IQNA – Na vila de Al-Sheen, no Egito, as paredes de barro da casa não são as únicas testemunhas da recitação de versículos corânicos.
Aqui, as avós romperam com a tradição. Embora não sejam alfabetizadas, elas estabeleceram um movimento corânico com um coração repleto de entusiasmo, no qual os versículos da revelação são transmitidos de coração para coração. Nessa vila, a alfabetização não é medida pela capacidade de ler letras, mas pelo grau de familiaridade com a Palavra de Deus.
Mulheres da Vila
Enquanto muitas pessoas passam longas horas em conversas intermináveis ou navegando pelas redes sociais, dezenas de senhoras idosas na vila de Al-Sheen, no distrito de Qatour, na província de Gharbia, no Egito, escolheram um caminho diferente; um caminho que começa e termina com os versículos do Alcorão.

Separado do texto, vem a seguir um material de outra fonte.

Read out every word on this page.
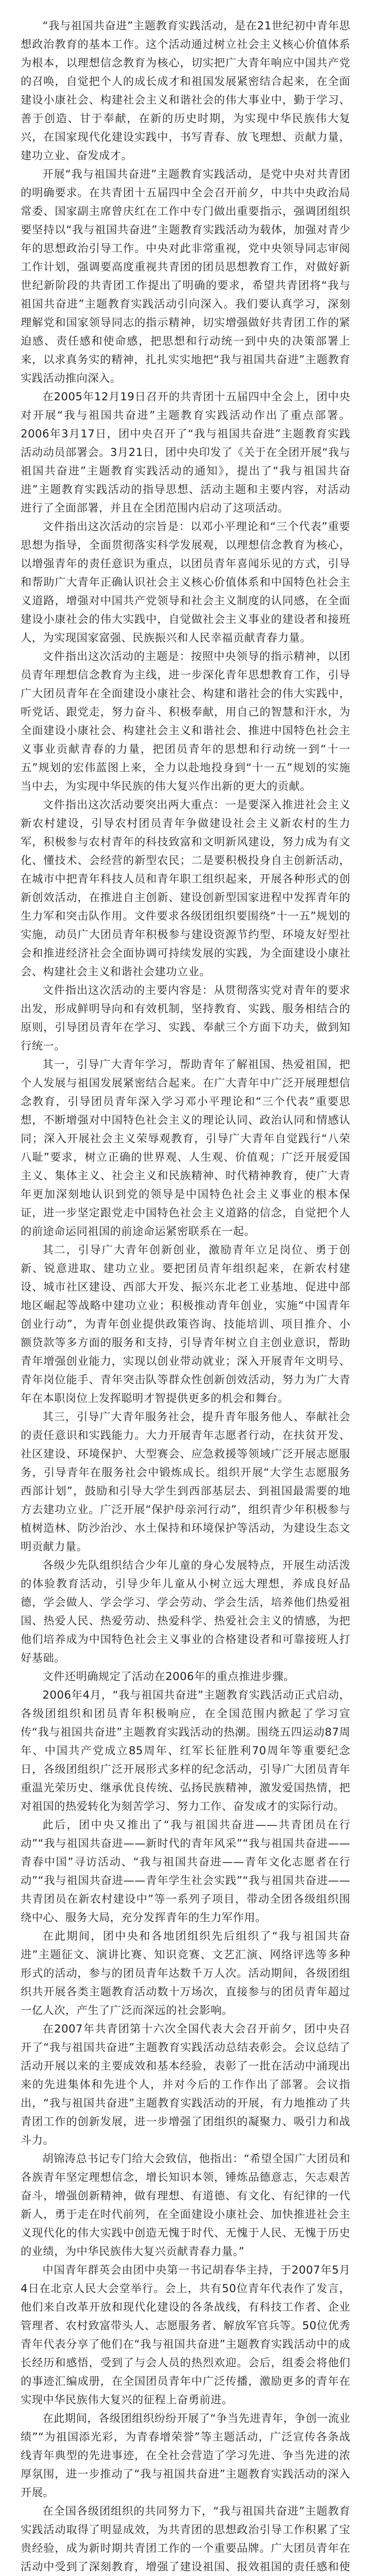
“我与祖国共奋进”主题教育实践活动，是在21世纪初中青年思想政治教育的基本工作。这个活动通过树立社会主义核心价值体系为根本，以理想信念教育为核心，切实把广大青年响应中国共产党的召唤，自觉把个人的成长成才和祖国发展紧密结合起来，在全面建设小康社会、构建社会主义和谐社会的伟大事业中，勤于学习、善于创造、甘于奉献，在新的历史时期，为实现中华民族伟大复兴，在国家现代化建设实践中，书写青春、放飞理想、贡献力量，建功立业、奋发成才。

开展“我与祖国共奋进”主题教育实践活动，是党中央对共青团的明确要求。在共青团十五届四中全会召开前夕，中共中央政治局常委、国家副主席曾庆红在工作中专门做出重要指示，强调团组织要坚持以“我与祖国共奋进”主题教育实践活动为载体，加强对青少年的思想政治引导工作。中央对此非常重视，党中央领导同志审阅工作计划，强调要高度重视共青团的团员思想教育工作，对做好新世纪新阶段的共青团工作提出了明确的要求，希望共青团将“我与祖国共奋进”主题教育实践活动引向深入。我们要认真学习，深刻理解党和国家领导同志的指示精神，切实增强做好共青团工作的紧迫感、责任感和使命感，把思想和行动统一到中央的决策部署上来，以求真务实的精神，扎扎实实地把“我与祖国共奋进”主题教育实践活动推向深入。

在2005年12月19日召开的共青团十五届四中全会上，团中央对开展“我与祖国共奋进”主题教育实践活动作出了重点部署。2006年3月17日，团中央召开了“我与祖国共奋进”主题教育实践活动动员部署会。3月21日，团中央印发了《关于在全团开展“我与祖国共奋进”主题教育实践活动的通知》，提出了“我与祖国共奋进”主题教育实践活动的指导思想、活动主题和主要内容，对活动进行了全面部署，并且在全团范围内启动了这项活动。

文件指出这次活动的宗旨是：以邓小平理论和“三个代表”重要思想为指导，全面贯彻落实科学发展观，以理想信念教育为核心，以增强青年的责任意识为重点，以团员青年喜闻乐见的方式，引导和帮助广大青年正确认识社会主义核心价值体系和中国特色社会主义道路，增强对中国共产党领导和社会主义制度的认同感，在全面建设小康社会的伟大实践中，自觉做社会主义事业的建设者和接班人，为实现国家富强、民族振兴和人民幸福贡献青春力量。

文件指出这次活动的主题是：按照中央领导的指示精神，以团员青年理想信念教育为主线，进一步深化青年思想教育工作，引导广大团员青年在全面建设小康社会、构建和谐社会的伟大实践中，听党话、跟党走，努力奋斗、积极奉献，用自己的智慧和汗水，为全面建设小康社会、构建社会主义和谐社会、推进中国特色社会主义事业贡献青春的力量，把团员青年的思想和行动统一到“十一五”规划的宏伟蓝图上来，全力以赴地投身到“十一五”规划的实施当中去，为实现中华民族的伟大复兴作出新的更大的贡献。

文件指出这次活动要突出两大重点：一是要深入推进社会主义新农村建设，引导农村团员青年争做建设社会主义新农村的生力军，积极参与农村青年的科技致富和文明新风建设，努力成为有文化、懂技术、会经营的新型农民；二是要积极投身自主创新活动，在城市中把青年科技人员和青年职工组织起来，开展各种形式的创新创效活动，在推进自主创新、建设创新型国家进程中发挥青年的生力军和突击队作用。文件要求各级团组织要围绕“十一五”规划的实施，动员广大团员青年积极参与建设资源节约型、环境友好型社会和推进经济社会全面协调可持续发展的实践，为全面建设小康社会、构建社会主义和谐社会建功立业。

文件指出这次活动的主要内容是：从贯彻落实党对青年的要求出发，形成鲜明导向和有效机制，坚持教育、实践、服务相结合的原则，引导团员青年在学习、实践、奉献三个方面下功夫，做到知行统一。

其一，引导广大青年学习，帮助青年了解祖国、热爱祖国，把个人发展与祖国发展紧密结合起来。在广大青年中广泛开展理想信念教育，引导团员青年深入学习邓小平理论和“三个代表”重要思想，不断增强对中国特色社会主义的理论认同、政治认同和情感认同；深入开展社会主义荣辱观教育，引导广大青年自觉践行“八荣八耻”要求，树立正确的世界观、人生观、价值观；广泛开展爱国主义、集体主义、社会主义和民族精神、时代精神教育，使广大青年更加深刻地认识到党的领导是中国特色社会主义事业的根本保证，进一步坚定跟党走中国特色社会主义道路的信念，自觉把个人的前途命运同祖国的前途命运紧密联系在一起。

其二，引导广大青年创新创业，激励青年立足岗位、勇于创新、锐意进取、建功立业。要把团员青年组织起来，在新农村建设、城市社区建设、西部大开发、振兴东北老工业基地、促进中部地区崛起等战略中建功立业；积极推动青年创业，实施“中国青年创业行动”，为青年创业提供政策咨询、技能培训、项目推介、小额贷款等多方面的服务和支持，引导青年树立自主创业意识，帮助青年增强创业能力，实现以创业带动就业；深入开展青年文明号、青年岗位能手、青年突击队等群众性创新创效活动，努力为广大青年在本职岗位上发挥聪明才智提供更多的机会和舞台。

其三，引导广大青年服务社会，提升青年服务他人、奉献社会的责任意识和实践能力。大力开展青年志愿者行动，在扶贫开发、社区建设、环境保护、大型赛会、应急救援等领域广泛开展志愿服务，引导青年在服务社会中锻炼成长。组织开展“大学生志愿服务西部计划”，鼓励和引导大学生到西部基层去、到祖国最需要的地方去建功立业。广泛开展“保护母亲河行动”，组织青少年积极参与植树造林、防沙治沙、水土保持和环境保护等活动，为建设生态文明贡献力量。

各级少先队组织结合少年儿童的身心发展特点，开展生动活泼的体验教育活动，引导少年儿童从小树立远大理想，养成良好品德，学会做人、学会学习、学会劳动、学会生活，培养他们热爱祖国、热爱人民、热爱劳动、热爱科学、热爱社会主义的情感，为把他们培养成为中国特色社会主义事业的合格建设者和可靠接班人打好基础。

文件还明确规定了活动在2006年的重点推进步骤。

2006年4月，“我与祖国共奋进”主题教育实践活动正式启动，各级团组织和团员青年积极响应，在全国范围内掀起了学习宣传“我与祖国共奋进”主题教育实践活动的热潮。围绕五四运动87周年、中国共产党成立85周年、红军长征胜利70周年等重要纪念日，各级团组织广泛开展形式多样的纪念活动，引导广大团员青年重温光荣历史、继承优良传统、弘扬民族精神，激发爱国热情，把对祖国的热爱转化为刻苦学习、努力工作、奋发成才的实际行动。

此后，团中央又推出了“我与祖国共奋进——共青团员在行动”“我与祖国共奋进——新时代的青年风采”“我与祖国共奋进——青春中国”寻访活动、“我与祖国共奋进——青年文化志愿者在行动”“我与祖国共奋进——青年学生社会实践”“我与祖国共奋进——共青团员在新农村建设中”等一系列子项目，带动全团各级组织围绕中心、服务大局，充分发挥青年的生力军作用。

在此期间，团中央和各地团组织先后组织了“我与祖国共奋进”主题征文、演讲比赛、知识竞赛、文艺汇演、网络评选等多种形式的活动，参与的团员青年达数千万人次。活动期间，各级团组织共开展各类主题教育活动数十万场次，直接参与的团员青年超过一亿人次，产生了广泛而深远的社会影响。

在2007年共青团第十六次全国代表大会召开前夕，团中央召开了“我与祖国共奋进”主题教育实践活动总结表彰会。会议总结了活动开展以来的主要成效和基本经验，表彰了一批在活动中涌现出来的先进集体和先进个人，并对今后的工作作出了部署。会议指出，“我与祖国共奋进”主题教育实践活动的开展，有力地推动了共青团工作的创新发展，进一步增强了团组织的凝聚力、吸引力和战斗力。

胡锦涛总书记专门给大会致信，他指出：“希望全国广大团员和各族青年坚定理想信念，增长知识本领，锤炼品德意志，矢志艰苦奋斗，增强创新精神，做有理想、有道德、有文化、有纪律的一代新人，勇于走在时代前列，在全面建设小康社会、加快推进社会主义现代化的伟大实践中创造无愧于时代、无愧于人民、无愧于历史的业绩，为中华民族伟大复兴贡献青春力量。”

中国青年群英会由团中央第一书记胡春华主持，于2007年5月4日在北京人民大会堂举行。会上，共有50位青年代表作了发言，他们来自改革开放和现代化建设的各条战线，有科技工作者、企业管理者、农村致富带头人、志愿服务者、解放军官兵等。50位优秀青年代表分享了他们在“我与祖国共奋进”主题教育实践活动中的成长经历和感悟，受到了与会人员的热烈欢迎。会后，组委会将他们的事迹汇编成册，在全国团员青年中广泛传播，激励更多的青年在实现中华民族伟大复兴的征程上奋勇前进。

在此期间，各级团组织纷纷开展了“争当先进青年，争创一流业绩”“为祖国添光彩，为青春增荣誉”等主题活动，广泛宣传各条战线青年典型的先进事迹，在全社会营造了学习先进、争当先进的浓厚氛围，进一步推动了“我与祖国共奋进”主题教育实践活动的深入开展。

在全国各级团组织的共同努力下，“我与祖国共奋进”主题教育实践活动取得了明显成效，为共青团的思想政治引导工作积累了宝贵经验，成为新时期共青团工作的一个重要品牌。广大团员青年在活动中受到了深刻教育，增强了建设祖国、报效祖国的责任感和使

É um caminho que nem o analfabetismo, nem a velhice, nem as dificuldades da vida cotidiana conseguem impedir; aqui, mulheres — algumas delas com mais de oitenta anos — se uniram com um único objetivo: memorizar o Livro de Deus, oferecendo um exemplo notável de que uma vontade sincera é mais forte do que qualquer obstáculo.
A maioria dessas avós nunca recebeu educação formal, e algumas eram analfabetas; contudo, isso não as impediu de embarcar em uma jornada difícil com o Sagrado Alcorão. Contando com ferramentas simples — de fitas cassete a rádio e televisão, e agora telefones celulares e "canetas falantes" — elas fizeram da memorização do Alcorão parte integrante de sua vida diária.
Uma Missão Abençoada Nascida do Tempo Livre
A história começa com a Hajiya Um Rasha, uma mulher que iniciou sua jornada de familiarização com o Sagrado Alcorão a partir do espaço tranquilo e íntimo de sua casa. Ela contava com a audição frequente de recitações gravadas e a repetição constante dos versículos, para que a palavra divina não ficasse apenas em sua memória, mas se enraizasse profundamente em sua alma e em seu coração. Com o passar do tempo, ela não se contentou em memorizar o Alcorão sozinha, mas decidiu convidar as mulheres de sua vila para se juntarem a ela nesse caminho abençoado.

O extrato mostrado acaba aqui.